Petit serait encore un doux euphémisme pour qualifier cet espace
Tous les étrangers, touristes et immigrés, ont rendez-vous au Chungking, lui donnant des faux airs de tour de Babel. D’un côté, on parle urdu, de l ‘autre, maharashtri tandis que des africains s’interpellent en wolof et que des touristes américains racontent leur vacances avec leur plus bel accent. C’est sans doute le seul endroit au monde où les touristes et les immigrés se côtoient autant. D’autant plus surprenant que le reste du temps, ces étrangers nous sont invisibles. Après avoir fait la queue devant l’ascenseur, et s’il n’est pas en panne, s’ouvre à nous le monde merveilleux des auberges pas chères de Hong Kong. L’ambiance est encore plus oppressante qu’au rez-de-chaussée : plafonds bas, absence de fenêtres, il faut cette fois-ci faire confiance aux néons blafards. Le couloir fait office de réception et de salle commune, deux rangées de chaises accueillent les invités. Le reste du couloir sert à faire sécher le linge. Un autre boyau obscur s’enfonce dans ce qui semble être un labyrinthe, la sensation d’être une fourmi ouvrière dans les galeries de la fourmilière. Amis claustrophobes s’abstenir. Mais au moins, ces insectes n’ont pas le mauvais goût d’affubler leurs tunnels de lumières vacillantes dont d’ailleurs une sur deux ne prends même pas la peine de vaciller. Ambiance Shining de Kubrick. Peut-on réellement faire confiance au petit monsieur en pyjama, un cocard à l’oeil qui affirme être le propriétaire ? N’est-il pas plutôt proxénète, faussaire ou esclavagiste ? Quoiqu’il en soit, il ouvre la porte d’un placard, en fait, non, il s’agit bien de la chambre. Petit serait encore un doux euphémisme pour qualifier cet espace. Et avec aplomb et sérieux, il nous annonce un prix qui nous permettait de vivre une semaine au Népal. Nous nous retenons de lui éclater de rire, sans doute un rire nerveux. Bref, nous en sommes à devoir sortir de la pièce pour pouvoir ouvrir nos sacs : il y a juste la place du lit qui n’a même pas la taille officielle d’un lit double.

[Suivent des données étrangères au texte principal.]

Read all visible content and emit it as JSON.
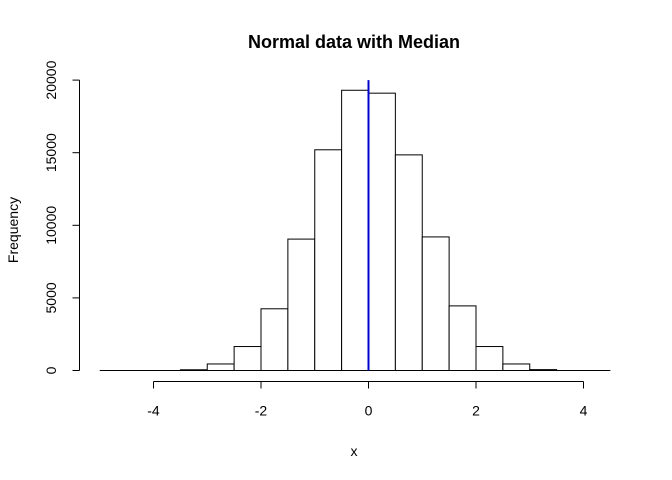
{
  "chart_data": {
    "type": "bar",
    "title": "Normal data with Median",
    "xlabel": "x",
    "ylabel": "Frequency",
    "bin_width": 0.5,
    "bins": [
      {
        "x0": -5.0,
        "x1": -4.5,
        "count": 0
      },
      {
        "x0": -4.5,
        "x1": -4.0,
        "count": 0
      },
      {
        "x0": -4.0,
        "x1": -3.5,
        "count": 0
      },
      {
        "x0": -3.5,
        "x1": -3.0,
        "count": 50
      },
      {
        "x0": -3.0,
        "x1": -2.5,
        "count": 450
      },
      {
        "x0": -2.5,
        "x1": -2.0,
        "count": 1650
      },
      {
        "x0": -2.0,
        "x1": -1.5,
        "count": 4250
      },
      {
        "x0": -1.5,
        "x1": -1.0,
        "count": 9050
      },
      {
        "x0": -1.0,
        "x1": -0.5,
        "count": 15200
      },
      {
        "x0": -0.5,
        "x1": 0.0,
        "count": 19300
      },
      {
        "x0": 0.0,
        "x1": 0.5,
        "count": 19100
      },
      {
        "x0": 0.5,
        "x1": 1.0,
        "count": 14850
      },
      {
        "x0": 1.0,
        "x1": 1.5,
        "count": 9200
      },
      {
        "x0": 1.5,
        "x1": 2.0,
        "count": 4450
      },
      {
        "x0": 2.0,
        "x1": 2.5,
        "count": 1650
      },
      {
        "x0": 2.5,
        "x1": 3.0,
        "count": 450
      },
      {
        "x0": 3.0,
        "x1": 3.5,
        "count": 60
      },
      {
        "x0": 3.5,
        "x1": 4.0,
        "count": 0
      },
      {
        "x0": 4.0,
        "x1": 4.5,
        "count": 0
      }
    ],
    "median": 0.0,
    "median_color": "#0000CC",
    "xlim": [
      -5.0,
      4.5
    ],
    "ylim": [
      0,
      20000
    ],
    "xticks": [
      -4,
      -2,
      0,
      2,
      4
    ],
    "xtick_labels": [
      "-4",
      "-2",
      "0",
      "2",
      "4"
    ],
    "yticks": [
      0,
      5000,
      10000,
      15000,
      20000
    ],
    "ytick_labels": [
      "0",
      "5000",
      "10000",
      "15000",
      "20000"
    ],
    "grid": false,
    "legend": "none"
  }
}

En ouvrant la fenêtre , le mur d’en face – très proche – nous renvoie notre dépit et une bouffée de relents de cuisine indienne à tout de même pu s’iniscer à l’intérieur : comme si nous en avions la place ! Derrière un rideau de bain se cachent très bien une toilette, un évier et un pommeau de douche. Pour une fois, la propreté des draps n’est pas notre principale source de préoccupation. Et ils ont beau être affublé d’un joyeux personnage pour enfants nous ne leur prêtons guère d’intérêt. Nous avons enfin trouvé un hôtel qui ne donne pas envie de flemmarder au lit ou dans la salle commune, c’est encore le meilleur moyen pour partir à la découverte de la ville et de passer ses journées à arpenter les rues. La descente par les escaliers est une véritable descente aux enfers : les poubelles s’amoncellent dans l’attente du ramassage. On n’imagine mal le résultat quand en été, il fait 45C et 90% d’humidité à l’extérieur.
La place fait tellement défaut à Hong Kong qu’il existe des maisons-cages pour les plus pauvres. Pour repousser les limites de la densité (et du sordide), des lits grillagés sont loués 130 Euros par mois et font donc office de maison. Il en resterait encore une centaine en activité dans la mégapole. C’est bien ce qu’on disait au début, le Chungking Mansions c’est le pays des merveilles d’Alice !
Étonnamment ou non, ce bâtiment fait l’objet d’un article dans wikipédia. A lire uniquement après y avoir séjourné, un peu comme les conseils aux voyageurs du MAE d’ailleurs. Bref, un hôtel où les matins ne sont pas difficiles, le réveil étant même une délivrance.